Ces 3 principes ont 4 conséquences :


  • La définition des obligations et missions du service public reste du ressort des pouvoirs publics à « l’échelon approprié », c’est à dire que la compétence de droit commun est celle des Etats membres, mais en cas de carence, compétence subsidiaire de la Communauté.

  • Les pouvoirs publics sont également chargés de réguler les marchés et de veiller à ce que les opérateurs accomplissent les missions de service public qui leur sont confiées. Le seul véritable service public assuré par l’Etat central n’est-il pas alors simplement celui de la régulation, dévolue à l’Etat qui ne doit intervenir économiquement sur le marché que pour rétablir l’équilibre quand des déséquilibres apparaissent.

  • Les Etats membres peuvent imposer aux opérateurs économiques des obligations de service public spécifiques (charges), et veiller au respect de ces obligations.

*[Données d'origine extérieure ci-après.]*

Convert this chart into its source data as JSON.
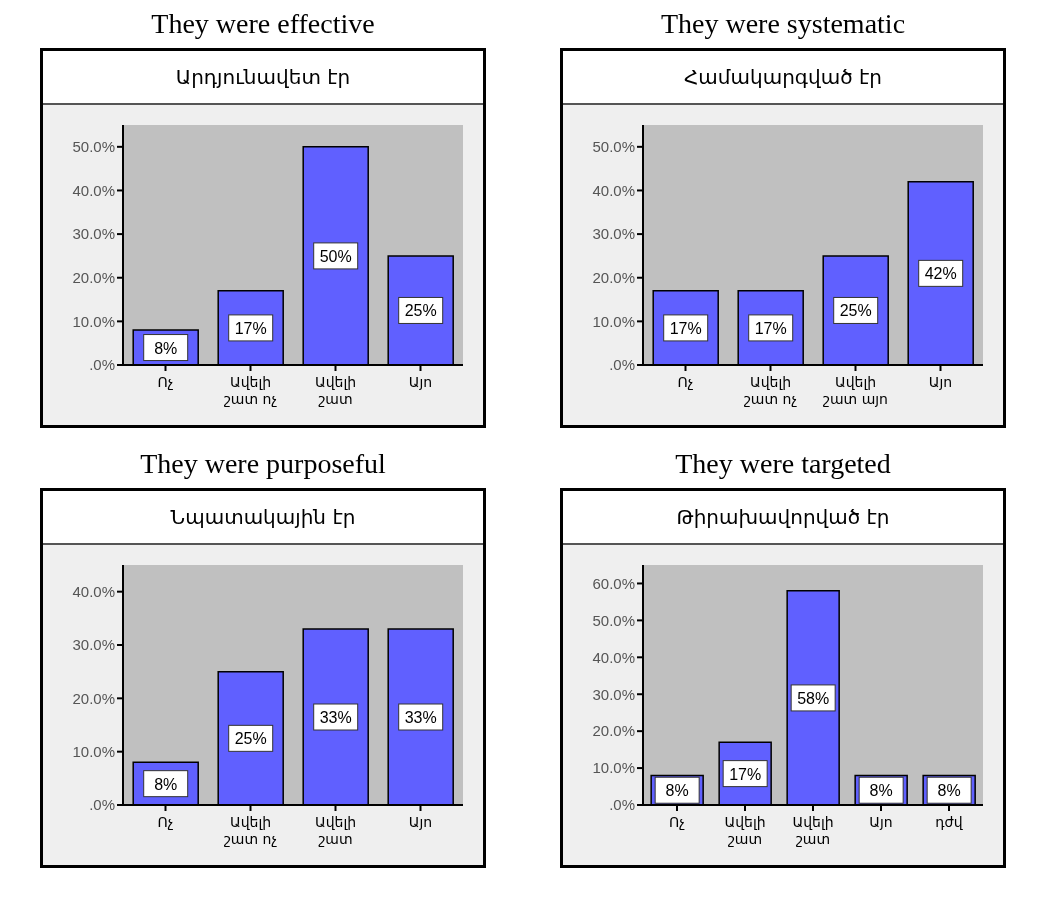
{
  "chart_data": [
    {
      "type": "bar",
      "title": "They were effective",
      "subtitle": "Արդյունավետ էր",
      "categories": [
        "Ոչ",
        "Ավելի շատ ոչ",
        "Ավելի շատ",
        "Այո"
      ],
      "values": [
        8,
        17,
        50,
        25
      ],
      "value_labels": [
        "8%",
        "17%",
        "50%",
        "25%"
      ],
      "color": "#6060ff",
      "ylim": [
        0,
        55
      ],
      "yticks": [
        {
          "value": 0,
          "label": ".0%"
        },
        {
          "value": 10,
          "label": "10.0%"
        },
        {
          "value": 20,
          "label": "20.0%"
        },
        {
          "value": 30,
          "label": "30.0%"
        },
        {
          "value": 40,
          "label": "40.0%"
        },
        {
          "value": 50,
          "label": "50.0%"
        }
      ],
      "grid": false
    },
    {
      "type": "bar",
      "title": "They were systematic",
      "subtitle": "Համակարգված էր",
      "categories": [
        "Ոչ",
        "Ավելի շատ ոչ",
        "Ավելի շատ այո",
        "Այո"
      ],
      "values": [
        17,
        17,
        25,
        42
      ],
      "value_labels": [
        "17%",
        "17%",
        "25%",
        "42%"
      ],
      "color": "#6060ff",
      "ylim": [
        0,
        55
      ],
      "yticks": [
        {
          "value": 0,
          "label": ".0%"
        },
        {
          "value": 10,
          "label": "10.0%"
        },
        {
          "value": 20,
          "label": "20.0%"
        },
        {
          "value": 30,
          "label": "30.0%"
        },
        {
          "value": 40,
          "label": "40.0%"
        },
        {
          "value": 50,
          "label": "50.0%"
        }
      ],
      "grid": false
    },
    {
      "type": "bar",
      "title": "They were purposeful",
      "subtitle": "Նպատակային էր",
      "categories": [
        "Ոչ",
        "Ավելի շատ ոչ",
        "Ավելի շատ",
        "Այո"
      ],
      "values": [
        8,
        25,
        33,
        33
      ],
      "value_labels": [
        "8%",
        "25%",
        "33%",
        "33%"
      ],
      "color": "#6060ff",
      "ylim": [
        0,
        45
      ],
      "yticks": [
        {
          "value": 0,
          "label": ".0%"
        },
        {
          "value": 10,
          "label": "10.0%"
        },
        {
          "value": 20,
          "label": "20.0%"
        },
        {
          "value": 30,
          "label": "30.0%"
        },
        {
          "value": 40,
          "label": "40.0%"
        }
      ],
      "grid": false
    },
    {
      "type": "bar",
      "title": "They were targeted",
      "subtitle": "Թիրախավորված էր",
      "categories": [
        "Ոչ",
        "Ավելի շատ",
        "Ավելի շատ",
        "Այո",
        "դժվ"
      ],
      "values": [
        8,
        17,
        58,
        8,
        8
      ],
      "value_labels": [
        "8%",
        "17%",
        "58%",
        "8%",
        "8%"
      ],
      "color": "#6060ff",
      "ylim": [
        0,
        65
      ],
      "yticks": [
        {
          "value": 0,
          "label": ".0%"
        },
        {
          "value": 10,
          "label": "10.0%"
        },
        {
          "value": 20,
          "label": "20.0%"
        },
        {
          "value": 30,
          "label": "30.0%"
        },
        {
          "value": 40,
          "label": "40.0%"
        },
        {
          "value": 50,
          "label": "50.0%"
        },
        {
          "value": 60,
          "label": "60.0%"
        }
      ],
      "grid": false
    }
  ]
}
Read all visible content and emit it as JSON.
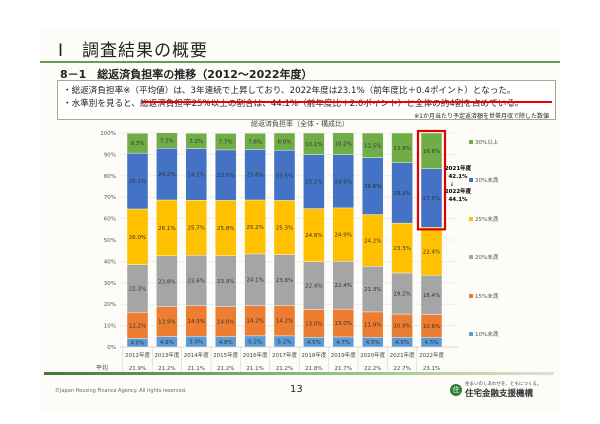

  • La Commission se propose seulement de faire des propositions de réglementation sectorielle, uniquement dans les grandes industries de réseau (services publics qui opèrent en réseau).


Le service universel est nettement moins mis en avant qu’il y a une dizaine d’année. La Commission parle seulement d’un « accès universel et effectif aux SIG ». Le service universel est qualifié dans le livre blanc de « notion clef » pour assurer l’accès effectif aux services essentiels.

  • Couverture territoriale complète et prix abordable (problème de seuil qui ne peut être résolu qu’au niveau national).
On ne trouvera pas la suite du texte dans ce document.